Met Miniaturen afbeelden: Onderaan (F6) worden miniaturen van het document onder de afbeelding afgebeeld.

Met Miniaturen afbeelden: Bovenaan (F7) worden miniaturen van het document boven de afbeelding afgebeeld.

Met Miniaturen afbeelden: Rechts (F8) worden miniaturen van het document rechts van de afbeelding afgebeeld.

Terug naar boven

Menu Afbeelding

Met de menuinstellingen Afbeelding wordt bepaald welk formaat de huidige afbeelding heeft of hoe de afbeelding wordt gedraaid. U kunt ook de Hoofdwerkbalk gebruiken om de instellingen van de afbeelding te wijzigen.

Met Aanpassen aan vensterbreedte (F9) Wordt het formaat van de afbeelding gewijzigd zodat deze past binnen de breedte van het venster.

Met Aanpassen aan vensterhoogte (F10) Wordt het formaat van de afbeelding gewijzigd zodat deze past binnen de hoogte van het venster.

Met Aanpassen aan venster wordt het formaat van de afbeelding gewijzigd zodat alles binnen het venster past in beide richtingen.

Met Inzoomen (+) wordt de afbeelding met 25% vergroot.

Met Uitzoomen (-) wordt de afbeelding met 25% verkleind.

Met Zoomen naar 100% (Z) wordt de afbeelding weergegeven op werkelijke grootte.

Met Inzoomen op gebied (A) wordt een rechthoekig gedeelte van de afbeelding vergroot. Selecteer Inzoomen op gebied om de optie gebied vergroten in- en uit te schakelen. Gebruik de kruiscursor om een rechthoek te slepen over het gebied dat u wilt vergroten. Deze sectie van de afbeelding wordt vergroot zodat het gehele venster wordt gevuld. Selecteer Inzoomen op gebied opnieuw om terug te keren naar de modus horizontaal verschuiven.

Met Vergrootglas (M) wordt een rechthoekige cursor ingeschakeld waarmee wordt gesimuleerd dat een vergrotende lens boven een gedeelte van de afbeelding wordt gehouden. Wanneer u de cursor over de afbeelding verplaatst, wordt het gebied onder de rechthoek vergroot terwijl de rest van de afbeelding zichtbaar blijft. Selecteer het vergrootglas opnieuw om het te sluiten.

Met Rechtsom draaien (R) wordt de afbeelding naar rechts gedraaid (met de klok mee).

Met Linksom draaien (L) wordt de afbeelding naar links gedraaid (tegen de klok in).

Met 180 graden draaien wordt de afbeelding 180 graden gedraaid.

Met Spiegelen wordt de afbeelding gekanteld langs de verticale as.

Met Kantelen wordt de afbeelding gekanteld langs de horizontale as.
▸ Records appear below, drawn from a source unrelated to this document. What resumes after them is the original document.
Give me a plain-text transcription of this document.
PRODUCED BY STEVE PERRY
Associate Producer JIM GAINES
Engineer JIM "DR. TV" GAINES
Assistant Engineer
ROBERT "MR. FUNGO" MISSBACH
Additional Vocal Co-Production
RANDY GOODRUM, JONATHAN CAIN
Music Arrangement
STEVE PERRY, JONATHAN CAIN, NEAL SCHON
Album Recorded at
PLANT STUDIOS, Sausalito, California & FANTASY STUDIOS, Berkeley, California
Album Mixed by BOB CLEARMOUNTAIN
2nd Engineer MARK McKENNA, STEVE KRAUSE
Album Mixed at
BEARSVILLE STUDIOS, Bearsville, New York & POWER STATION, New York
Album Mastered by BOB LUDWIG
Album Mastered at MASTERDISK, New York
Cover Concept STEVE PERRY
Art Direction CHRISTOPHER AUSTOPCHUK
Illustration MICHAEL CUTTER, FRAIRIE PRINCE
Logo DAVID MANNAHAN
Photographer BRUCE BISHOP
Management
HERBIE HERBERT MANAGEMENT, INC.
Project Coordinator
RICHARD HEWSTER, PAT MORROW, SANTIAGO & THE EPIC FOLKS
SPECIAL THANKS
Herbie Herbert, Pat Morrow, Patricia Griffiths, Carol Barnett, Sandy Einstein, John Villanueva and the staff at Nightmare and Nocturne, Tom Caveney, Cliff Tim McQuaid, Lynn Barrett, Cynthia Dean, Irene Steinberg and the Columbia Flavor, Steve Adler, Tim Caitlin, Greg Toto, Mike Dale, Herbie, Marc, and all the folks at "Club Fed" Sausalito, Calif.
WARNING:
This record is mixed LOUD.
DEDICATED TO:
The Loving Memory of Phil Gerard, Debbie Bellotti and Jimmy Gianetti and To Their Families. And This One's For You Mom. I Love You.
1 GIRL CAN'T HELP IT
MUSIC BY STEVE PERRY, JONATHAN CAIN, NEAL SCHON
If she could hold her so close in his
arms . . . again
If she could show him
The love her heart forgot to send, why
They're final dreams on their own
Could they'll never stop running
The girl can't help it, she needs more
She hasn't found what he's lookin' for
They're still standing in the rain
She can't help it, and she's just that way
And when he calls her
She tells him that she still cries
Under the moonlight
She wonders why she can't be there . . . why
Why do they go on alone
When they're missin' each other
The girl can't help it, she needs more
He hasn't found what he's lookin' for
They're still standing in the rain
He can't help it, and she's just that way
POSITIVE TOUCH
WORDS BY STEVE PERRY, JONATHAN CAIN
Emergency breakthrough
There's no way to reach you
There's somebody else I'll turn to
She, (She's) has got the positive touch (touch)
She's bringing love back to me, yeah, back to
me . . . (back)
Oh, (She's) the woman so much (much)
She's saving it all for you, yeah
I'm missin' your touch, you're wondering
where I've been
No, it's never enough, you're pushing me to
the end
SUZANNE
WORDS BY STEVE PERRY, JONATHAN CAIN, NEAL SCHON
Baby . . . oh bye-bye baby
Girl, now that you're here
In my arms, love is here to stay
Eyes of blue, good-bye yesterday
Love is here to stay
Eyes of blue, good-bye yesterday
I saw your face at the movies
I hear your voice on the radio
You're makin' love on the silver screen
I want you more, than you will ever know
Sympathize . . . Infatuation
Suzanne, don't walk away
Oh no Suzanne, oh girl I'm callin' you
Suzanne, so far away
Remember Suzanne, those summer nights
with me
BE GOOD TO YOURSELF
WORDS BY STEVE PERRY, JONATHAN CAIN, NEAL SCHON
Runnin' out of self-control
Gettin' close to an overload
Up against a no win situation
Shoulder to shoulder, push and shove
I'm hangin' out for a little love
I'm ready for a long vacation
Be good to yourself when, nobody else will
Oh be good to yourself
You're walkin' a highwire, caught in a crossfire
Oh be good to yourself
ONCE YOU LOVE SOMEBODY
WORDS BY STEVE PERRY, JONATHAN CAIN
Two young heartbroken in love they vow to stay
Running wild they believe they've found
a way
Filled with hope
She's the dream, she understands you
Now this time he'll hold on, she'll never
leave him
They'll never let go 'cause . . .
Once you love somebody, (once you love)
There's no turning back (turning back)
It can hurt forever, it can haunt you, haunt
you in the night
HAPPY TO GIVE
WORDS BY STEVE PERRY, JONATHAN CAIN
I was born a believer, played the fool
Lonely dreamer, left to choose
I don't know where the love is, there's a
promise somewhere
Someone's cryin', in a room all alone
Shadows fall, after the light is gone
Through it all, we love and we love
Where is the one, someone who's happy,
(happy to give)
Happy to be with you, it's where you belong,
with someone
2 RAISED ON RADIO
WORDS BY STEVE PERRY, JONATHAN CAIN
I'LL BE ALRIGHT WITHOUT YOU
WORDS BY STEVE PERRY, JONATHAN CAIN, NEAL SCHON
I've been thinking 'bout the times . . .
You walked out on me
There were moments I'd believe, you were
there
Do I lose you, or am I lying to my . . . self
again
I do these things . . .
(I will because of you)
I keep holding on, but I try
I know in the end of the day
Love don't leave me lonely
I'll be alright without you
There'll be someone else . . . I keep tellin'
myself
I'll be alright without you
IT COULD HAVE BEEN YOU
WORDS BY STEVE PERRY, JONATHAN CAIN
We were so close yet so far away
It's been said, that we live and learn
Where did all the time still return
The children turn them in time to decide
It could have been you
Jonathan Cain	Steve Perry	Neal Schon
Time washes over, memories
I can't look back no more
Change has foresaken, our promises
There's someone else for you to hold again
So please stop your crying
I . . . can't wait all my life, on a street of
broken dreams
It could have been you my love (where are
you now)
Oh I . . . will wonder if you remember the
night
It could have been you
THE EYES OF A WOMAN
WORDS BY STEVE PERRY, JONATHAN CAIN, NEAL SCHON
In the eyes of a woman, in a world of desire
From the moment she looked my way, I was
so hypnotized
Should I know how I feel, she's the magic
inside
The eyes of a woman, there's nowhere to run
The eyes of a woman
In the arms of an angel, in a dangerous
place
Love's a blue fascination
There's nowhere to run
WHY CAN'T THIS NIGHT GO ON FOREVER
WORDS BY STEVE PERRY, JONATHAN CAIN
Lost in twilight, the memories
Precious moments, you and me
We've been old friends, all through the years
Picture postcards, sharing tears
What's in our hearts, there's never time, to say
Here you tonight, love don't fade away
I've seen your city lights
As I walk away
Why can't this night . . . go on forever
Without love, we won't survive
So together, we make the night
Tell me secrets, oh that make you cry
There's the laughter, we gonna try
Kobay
Met Modus Verbeteren wijzigen (E) wordt gerouleerd door vijf modi van anti-aliasing die effect hebben op de kwaliteit van een zwart-witte afbeelding. De modus Verbeteren heeft geen effect op kleurenafbeeldingen, met inbegrip van de afbeeldingen die opnieuw zijn afgebeeld in grijstinten. Selecteer telkens opnieuw Modus Verbeteren wijzigen om te rouleren door de vijf modi zodat u kunt zien welke beter is voor uw afbeelding.

Met Inverteren (I) worden de kleuren in de afbeelding geïnverteerd.

Met Afbeelden als grijstinten worden kleurenafbeeldingen weergegeven als grijstinten.

Met Eigenschappen van afbeelding wordt een venster geopend om informatie af te beelden over de huidige afbeelding, met inbegrip van de bestandsnaam, het bestandstype en het formaat van de afbeelding.

Terug naar boven

Menu Aanpassen

Met Lichtopbrengst + wordt de lichtopbrengst van een kleurenafbeelding vergroot.

Met Lichtopbrengst - wordt de lichtopbrengst van een kleurenafbeelding verkleind.

Met Lichtopbrengst instellen op beginwaarde wordt de lichtopbrengst ingesteld op de standaardwaarde (in het midden van het bereik).

Met Contrast + wordt het contrast van een kleurenafbeelding vergroot.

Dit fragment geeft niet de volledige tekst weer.